A hopeful dawn soon became a calamitous morning for New Zealand as their bowling was demolished again by Langer and Hayden. The last time Fleming had invited them to bat, they had piled on 224; this time it was 223, their third consecutive century partnership. Australia, no longer settling for a mere 300 in a day, marched through to a commanding 411 for six at stumps - and it could have been even worse for the Kiwis. Vettori, who had taken nine wickets against South Australia, indicated a return to his best form. A touch of magic, as his left-arm spin obtained just enough purchase to make his arm-ball effective, dragged New Zealand back from hopelessness, claiming the scalps of Hayden and Mark Waugh just before tea, then Martyn and Gilchrist afterwards.
If it had not been for the Derwent River winding quietly past the Bellerive Oval, it could have been a replay of the opening day at the Gabba, when New Zealand were totally outplayed in the morning but fought back doggedly against the middle order. Again, the weather deteriorated, neutralising Australia's outstanding start and leading to another draw. And again, Langer had an early escape - dropped by Bell, at backward point, off Tuffey's first ball.
This time, Langer outshone Hayden. He virtually annihilated the pace attack, stroking his way to 50 off 48 balls, while Hayden, deprived of the strike, managed only a single. He brought up his tenth Test century in 123 balls, and his third in three Tests. The last Australian to achieve this had been David Boon, in England in 1993. Hayden narrowly missed his own hundred, but completed 1,000 Test runs in 2001 when 60.

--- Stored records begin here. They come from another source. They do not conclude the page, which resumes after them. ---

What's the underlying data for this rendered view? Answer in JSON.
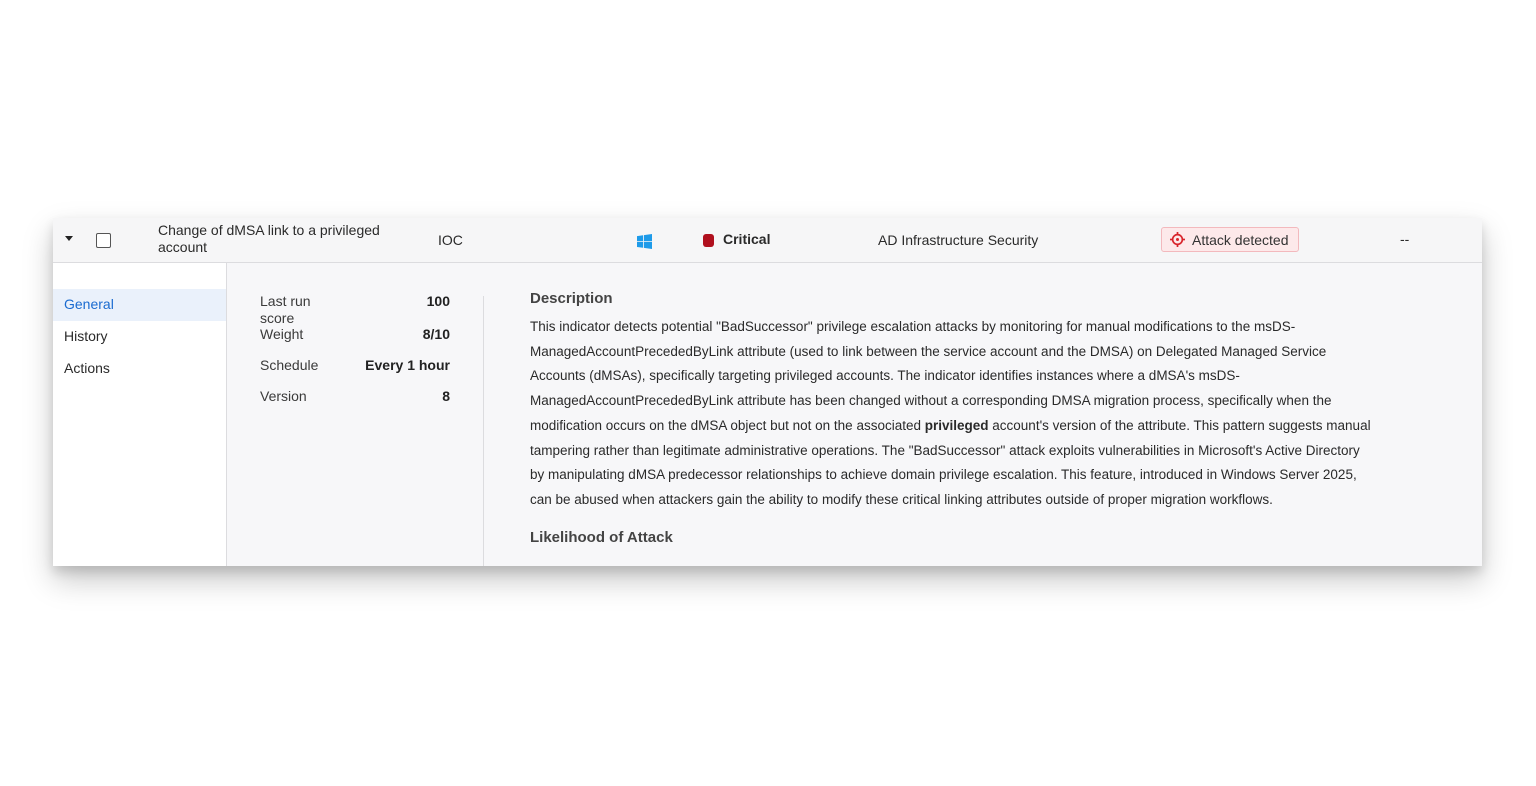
{
  "row": {
    "name": "Change of dMSA link to a privileged account",
    "type": "IOC",
    "os_icon": "windows-icon",
    "severity_label": "Critical",
    "severity_color": "#b0101e",
    "category": "AD Infrastructure Security",
    "status_label": "Attack detected",
    "status_icon": "crosshair-icon",
    "status_color": "#d8232a",
    "extra": "--"
  },
  "nav": {
    "items": [
      {
        "label": "General",
        "active": true
      },
      {
        "label": "History",
        "active": false
      },
      {
        "label": "Actions",
        "active": false
      }
    ]
  },
  "props": {
    "last_run_score_label": "Last run score",
    "last_run_score_value": "100",
    "weight_label": "Weight",
    "weight_value": "8/10",
    "schedule_label": "Schedule",
    "schedule_value": "Every 1 hour",
    "version_label": "Version",
    "version_value": "8"
  },
  "description": {
    "title": "Description",
    "text_before_bold": "This indicator detects potential \"BadSuccessor\" privilege escalation attacks by monitoring for manual modifications to the msDS-ManagedAccountPrecededByLink attribute (used to link between the service account and the DMSA) on Delegated Managed Service Accounts (dMSAs), specifically targeting privileged accounts. The indicator identifies instances where a dMSA's msDS-ManagedAccountPrecededByLink attribute has been changed without a corresponding DMSA migration process, specifically when the modification occurs on the dMSA object but not on the associated ",
    "bold_word": "privileged",
    "text_after_bold": " account's version of the attribute. This pattern suggests manual tampering rather than legitimate administrative operations. The \"BadSuccessor\" attack exploits vulnerabilities in Microsoft's Active Directory by manipulating dMSA predecessor relationships to achieve domain privilege escalation. This feature, introduced in Windows Server 2025, can be abused when attackers gain the ability to modify these critical linking attributes outside of proper migration workflows.",
    "next_heading": "Likelihood of Attack"
  }
}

Australia's 411 was thought to be their most in a day since England conceded 475 at The Oval in 1934. Next day, they added 147 in the 34 overs permitted by the weather, declaring at 558 for eight, their second-highest total against New Zealand. Ponting required only eight deliveries to convert his overnight 92 into his ninth Test century, the first in his native Tasmania. Like Langer, he hit 20 fours, but Ponting also hooked a six off the debutant, Shane Bond. Warne seemed to be heading for a maiden first-class hundred, handling the strike bowlers comfortably as he added 145 with Ponting, before being undone in the first over of Astle's part-time seam.
Bad light prevented New Zealand from starting their reply on the second evening. Just 35 overs were possible on the third day as they moved cautiously to 71 for two; only 51 were squeezed in on the fourth and 20 on the last. When rain interrupted again before lunch, a merciful end was called to proceedings. Having paid for inserting Australia twice, Fleming had helped to ensure his team's safety by stroking 71. He put on 97 with McMillan - a New Zealand fifth-wicket record against Australia - before shouldering arms to McGrath's first ball of the fifth morning. McMillan did the same to Gillespie, but just before midday the skies opened once more and New Zealand were off the hook. Over the last three days, the third umpire, John Smeaton, stood with Steve Bucknor, after Steve Davis injured his knee.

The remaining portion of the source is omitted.